Metastatic tumor antigen 1 (MTA1) is known to play a role in angiogenic processes as a stabilizer of hypoxia‐inducible factor 1‐α (HIF1‐α). In this study, we examined whether overexpression of MTA1 affects the recurrence of hepatocellular carcinoma (HCC) after surgical resection and the survival of the patients. A total of 506 HCC patients who underwent hepatic resection were included in the study. They were followed up for a median of 43 months (range, 1‐96 months) after hepatectomy. MTA1 expression levels were determined by the proportion of immunopositive cells (none, all negative; +, 50%). The relationships between MTA1 expression and the HCC histological features, the appearance of recurrent HCC after surgical resection, and the survival of the patients were examined.

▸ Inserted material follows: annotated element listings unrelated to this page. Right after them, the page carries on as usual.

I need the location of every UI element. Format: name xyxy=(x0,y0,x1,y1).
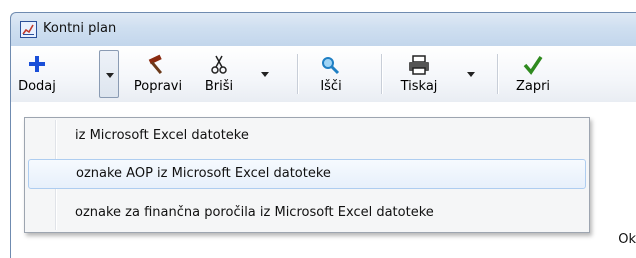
close-button-label: Zapri xyxy=(515,79,551,94)
content-partial-label: Ok xyxy=(618,232,636,247)
toolbar-separator xyxy=(297,54,298,94)
add-dropdown-arrow[interactable] xyxy=(99,50,119,98)
toolbar-separator xyxy=(381,54,382,94)
toolbar-separator xyxy=(497,54,498,94)
printer-icon xyxy=(409,55,429,75)
hammer-icon xyxy=(148,54,163,75)
kontni-plan-window: Kontni plan Dodaj Popravi Briši Išči Tis… xyxy=(0,0,636,258)
close-button[interactable]: Zapri xyxy=(511,50,555,98)
delete-button-label: Briši xyxy=(204,79,234,94)
menu-item-aop-excel-import[interactable]: oznake AOP iz Microsoft Excel datoteke xyxy=(28,159,586,189)
app-chart-icon xyxy=(20,21,37,38)
toolbar: Dodaj Popravi Briši Išči Tiskaj Zapri xyxy=(10,46,636,102)
delete-button[interactable]: Briši xyxy=(197,50,241,98)
print-button-label: Tiskaj xyxy=(400,79,438,94)
plus-icon xyxy=(29,56,45,72)
search-button-label: Išči xyxy=(320,79,342,94)
add-dropdown-menu: iz Microsoft Excel datoteke oznake AOP i… xyxy=(24,117,590,233)
menu-item-excel-import[interactable]: iz Microsoft Excel datoteke xyxy=(28,121,586,151)
search-button[interactable]: Išči xyxy=(311,50,351,98)
print-dropdown-arrow[interactable] xyxy=(461,50,481,98)
delete-dropdown-arrow[interactable] xyxy=(255,50,275,98)
add-button-label: Dodaj xyxy=(18,79,56,94)
edit-button[interactable]: Popravi xyxy=(129,50,187,98)
menu-item-financial-reports-excel-import[interactable]: oznake za finančna poročila iz Microsoft… xyxy=(28,198,586,228)
scissors-icon xyxy=(211,55,227,74)
window-title: Kontni plan xyxy=(43,21,117,36)
edit-button-label: Popravi xyxy=(133,79,183,94)
search-icon xyxy=(322,57,340,75)
checkmark-icon xyxy=(523,56,543,75)
title-bar: Kontni plan xyxy=(10,12,636,46)
add-button[interactable]: Dodaj xyxy=(17,50,57,98)
print-button[interactable]: Tiskaj xyxy=(391,50,447,98)
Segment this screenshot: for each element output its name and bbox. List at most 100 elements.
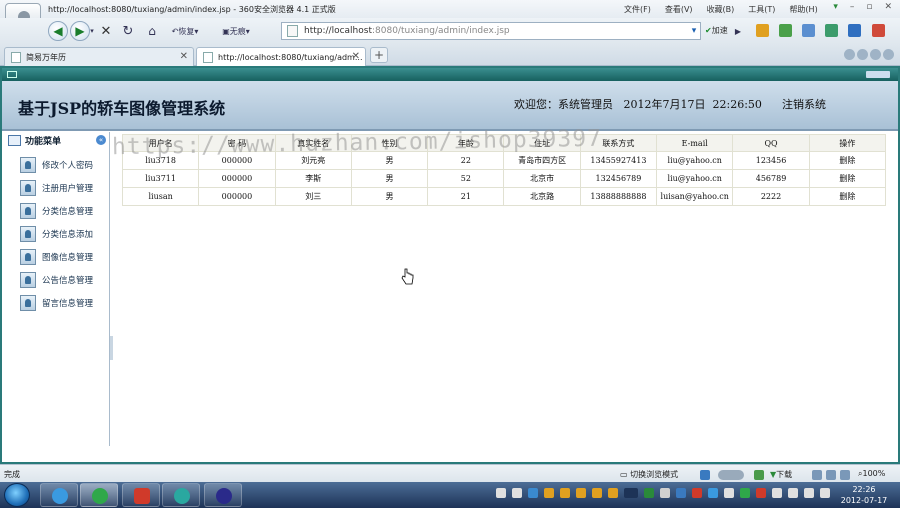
close-tab-icon[interactable]: ✕ [352, 51, 360, 62]
sidebar-item-categories[interactable]: 分类信息管理 [20, 202, 93, 220]
collapse-icon[interactable]: « [96, 135, 106, 145]
cell-address: 北京市 [503, 169, 581, 188]
window-icon[interactable] [812, 470, 822, 480]
go-icon[interactable]: ▾ [688, 22, 700, 40]
taskbar-clock[interactable]: 22:26 2012-07-17 [838, 484, 890, 506]
window-controls: ▾ – ▫ ✕ [833, 2, 892, 12]
accelerate-button[interactable]: ✔加速 [705, 25, 728, 36]
toggle-icon[interactable] [718, 470, 744, 480]
taskbar-360-browser[interactable] [80, 483, 118, 507]
shirt-icon[interactable]: ▾ [833, 2, 838, 12]
minimize-icon[interactable]: – [850, 2, 855, 12]
window-title: http://localhost:8080/tuxiang/admin/inde… [48, 5, 336, 14]
taskbar-eclipse[interactable] [204, 483, 242, 507]
qq-icon[interactable] [544, 488, 554, 498]
incognito-button[interactable]: ▣ 无痕 ▾ [214, 22, 258, 40]
tray-icon[interactable] [772, 488, 782, 498]
tray-icon[interactable] [692, 488, 702, 498]
sidebar-item-users[interactable]: 注册用户管理 [20, 179, 93, 197]
menu-view[interactable]: 查看(V) [665, 4, 693, 15]
delete-link[interactable]: 删除 [808, 169, 887, 188]
switch-mode-button[interactable]: ▭ 切换浏览模式 [620, 469, 678, 480]
restore-icon[interactable]: ▫ [866, 2, 872, 12]
menu-file[interactable]: 文件(F) [624, 4, 651, 15]
menu-favorites[interactable]: 收藏(B) [707, 4, 735, 15]
tray-icon[interactable] [512, 488, 522, 498]
cube-icon[interactable] [756, 24, 769, 37]
app-icon[interactable] [754, 470, 764, 480]
status-text: 完成 [4, 470, 20, 479]
welcome-text: 欢迎您：系统管理员 2012年7月17日 22:26:50 [514, 98, 762, 111]
sidebar-item-add-category[interactable]: 分类信息添加 [20, 225, 93, 243]
delete-link[interactable]: 删除 [808, 187, 887, 206]
cell-address: 青岛市四方区 [503, 151, 581, 170]
tray-icon[interactable] [660, 488, 670, 498]
sidebar-item-messages[interactable]: 留言信息管理 [20, 294, 93, 312]
sidebar-item-images[interactable]: 图像信息管理 [20, 248, 93, 266]
download-button[interactable]: ▼下载 [770, 469, 792, 480]
tray-icon[interactable] [496, 488, 506, 498]
sidebar-item-change-password[interactable]: 修改个人密码 [20, 156, 93, 174]
tool-icon[interactable] [802, 24, 815, 37]
globe-icon[interactable] [700, 470, 710, 480]
shield-icon[interactable] [872, 24, 885, 37]
qq-icon[interactable] [576, 488, 586, 498]
play-icon[interactable]: ▶ [733, 22, 743, 40]
qq-icon[interactable] [608, 488, 618, 498]
home-button[interactable]: ⌂ [144, 22, 160, 40]
frame-icon [7, 71, 17, 78]
qq-icon[interactable] [592, 488, 602, 498]
screen-icon[interactable] [826, 470, 836, 480]
close-tab-icon[interactable]: ✕ [180, 51, 188, 62]
forward-dropdown-icon[interactable]: ▾ [88, 22, 96, 40]
sidebar-splitter[interactable] [110, 336, 113, 360]
speaker-icon[interactable] [840, 470, 850, 480]
tray-icon[interactable] [756, 488, 766, 498]
new-tab-button[interactable]: + [370, 47, 388, 63]
app-icon[interactable] [848, 24, 861, 37]
browser-menubar: 文件(F) 查看(V) 收藏(B) 工具(T) 帮助(H) [624, 4, 818, 15]
close-icon[interactable]: ✕ [884, 2, 892, 12]
tray-icon[interactable] [644, 488, 654, 498]
back-button[interactable]: ◀ [48, 21, 68, 41]
extension-icon[interactable] [779, 24, 792, 37]
zoom-level[interactable]: ⌕100% [858, 469, 885, 479]
tray-icon[interactable] [708, 488, 718, 498]
frame-control-icon[interactable] [866, 71, 890, 78]
incognito-icon: ▣ [222, 26, 230, 36]
forward-button[interactable]: ▶ [70, 21, 90, 41]
tab-prev-icon[interactable] [857, 49, 868, 60]
menu-tools[interactable]: 工具(T) [748, 4, 775, 15]
sidebar-item-notices[interactable]: 公告信息管理 [20, 271, 93, 289]
taskbar-globe[interactable] [162, 483, 200, 507]
tray-icon[interactable] [724, 488, 734, 498]
tab-admin[interactable]: http://localhost:8080/tuxiang/adm... ✕ [196, 47, 366, 66]
taskbar-toolbox[interactable] [122, 483, 160, 507]
tray-icon[interactable] [804, 488, 814, 498]
col-action: 操作 [808, 134, 887, 152]
tab-list-icon[interactable] [844, 49, 855, 60]
logout-link[interactable]: 注销系统 [782, 96, 826, 112]
mode-icon: ▭ [620, 470, 631, 479]
tab-next-icon[interactable] [870, 49, 881, 60]
tab-calendar[interactable]: 简易万年历 ✕ [4, 47, 194, 66]
qq-icon[interactable] [560, 488, 570, 498]
volume-icon[interactable] [820, 488, 830, 498]
address-bar[interactable]: http://localhost:8080/tuxiang/admin/inde… [281, 22, 701, 40]
start-button[interactable] [4, 483, 30, 507]
user-icon [20, 272, 36, 288]
cell-phone: 13888888888 [579, 187, 658, 206]
delete-link[interactable]: 删除 [808, 151, 887, 170]
menu-help[interactable]: 帮助(H) [789, 4, 817, 15]
gear-icon[interactable] [825, 24, 838, 37]
tray-icon[interactable] [676, 488, 686, 498]
tray-icon[interactable] [528, 488, 538, 498]
tray-icon[interactable] [788, 488, 798, 498]
stop-button[interactable]: ✕ [98, 22, 114, 40]
restore-closed-button[interactable]: ↶ 恢复 ▾ [166, 22, 204, 40]
taskbar-ie[interactable] [40, 483, 78, 507]
tray-icon[interactable] [740, 488, 750, 498]
refresh-button[interactable]: ↻ [120, 22, 136, 40]
tab-menu-icon[interactable] [883, 49, 894, 60]
cell-qq: 123456 [732, 151, 810, 170]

Eighty‐eight cases (17%) of the HCCs were positive for MTA1, although the surrounding liver tissues were all negative for MTA1; 62 cases were + and 26 cases were ++. Increased MTA1 expression levels in HCC were correlated with larger tumors (P = 0.04), perinodal extension (P = 0.03), and microvascular invasion (P = 0.008). Histological differentiation had marginal significance (P = 0.056). However, there was no association between MTA1 expression and age, sex, Child‐Pugh class, and capsule invasion of HCC. Interestingly, MTA1 expression levels were significantly greater in hepatitis B virus (HBV)‐associated HCC compared with hepatitis C virus (HCV)‐associated HCC (P = 0.017). The cumulative recurrence rates of MTA1‐positive HCCs were markedly greater than those of MTA1‐negative HCCs (P < 0.0001). The cumulative survival rates of patients with MTA1‐positive HCCs were significantly shorter than those of patients with MTA1‐negative HCCs (P < 0.0001). In conclusion, our data indicate that MTA1 is closely associated with microvascular invasion, frequent postoperative recurrence, and poor survival of HCC patients, especially in those with HBV‐associated HCC. (HEPATOLOGY 2008;47:929–936.)